To że mamy forum, internet, klawiatury, samochody w kosmosie to dzieło nauki. To, że możemy żyć około 40 lat dłużnej niż na początku 20 wieku (oczekiwana dalsza długość trwania życia) to też dzięki medycynie opartej na nauce - szczepionki, antybiotyki, farmakologia. Do tego tez naukowo wspomagane rolnictwo i prae innych. Wystarczy się przejść na stary cmentarz i policzyć male grobki. Zioła wtedy mieli, wszystko było naturalne, tego "straszliwego" GMO nie było, więc co?

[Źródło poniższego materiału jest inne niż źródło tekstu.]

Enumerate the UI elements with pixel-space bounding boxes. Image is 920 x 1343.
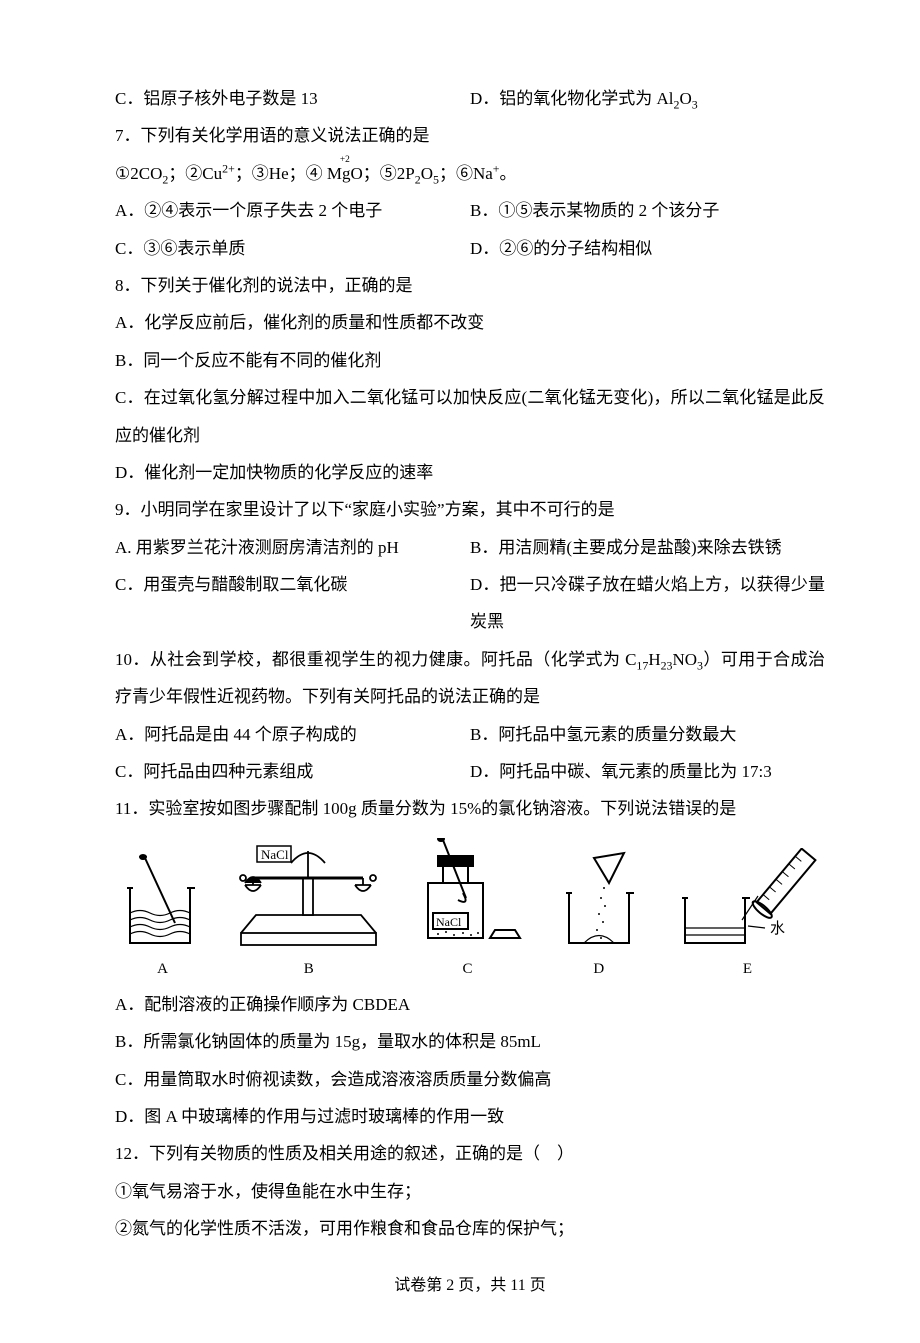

Producenci suplementów i urządzen pseudomedycznych (rezonanse, krzesła plazmowe etc) robią równie dużą kasę jak firmy farmaceutyczne, tylko że nie są pod żadna kontrolą. Nie biorą żadnej odpowiedzialności za swoje produkty. Nie muszą badać ich skuteczności. BigFarma ma swoje za uszami i to sporo, ale zawsze ich manipulacje właziły na wierzch, szwindle kończyły się dużymi odszkodowaniami i przez to są pod coraz ściślejszym nadzorem. Np zobacz sobie ClinicalTrials.gov wprowadzony w 2007, gdzie każde badania i każdy efekt uboczny leku musi być zgłaszany a kary za opóźnienie w raporcie to setki tysięcy dolarów dziennie. I każdy do tej informacji ma dostęp. A taki producent soczku na ukrytą boreliozę nie musi nic badać, bazuje na wmówionej ludziom chorobie i jest całkowicie bezkarny.

Calineczka, piszesz, że kto chce znaleźć prawdę to znajdzie. Może tak. Wcześniej piszesz, że każdy ma swoją. Tu się całkowicie nie zgodzę. Prawda obiektywna jest tam, gdzie jest prawda. To że ktoś ma swoją prawdę, np że ziemia jest płaska nie powoduje, ze jego prawda jest równie słuszna jak prawda, że ziemia jest lekko spłaszczoną kulą. Na to są dowody. Jeżeli ktoś twierdzi, że znaki zodiaku determinują życie niech da jakieś dowody.

Jakie są te inne metody poznania rzeczywistości? Moim zdaniem najlepsza jest nauka, bo koryguje swoje własne błędy, jest w stanie wywalić uznane teorie i dąży, by wynik był obiektywny i powtarzalny. Nie jest doskonała ale najlepsza.

Może wątek od postu Pyry (zdrowia Pyra!) wydzielić do kafeterii. Może nasza spokojna i rzeczowa dyskusja komuś się przyda. Może ktoś dołączy?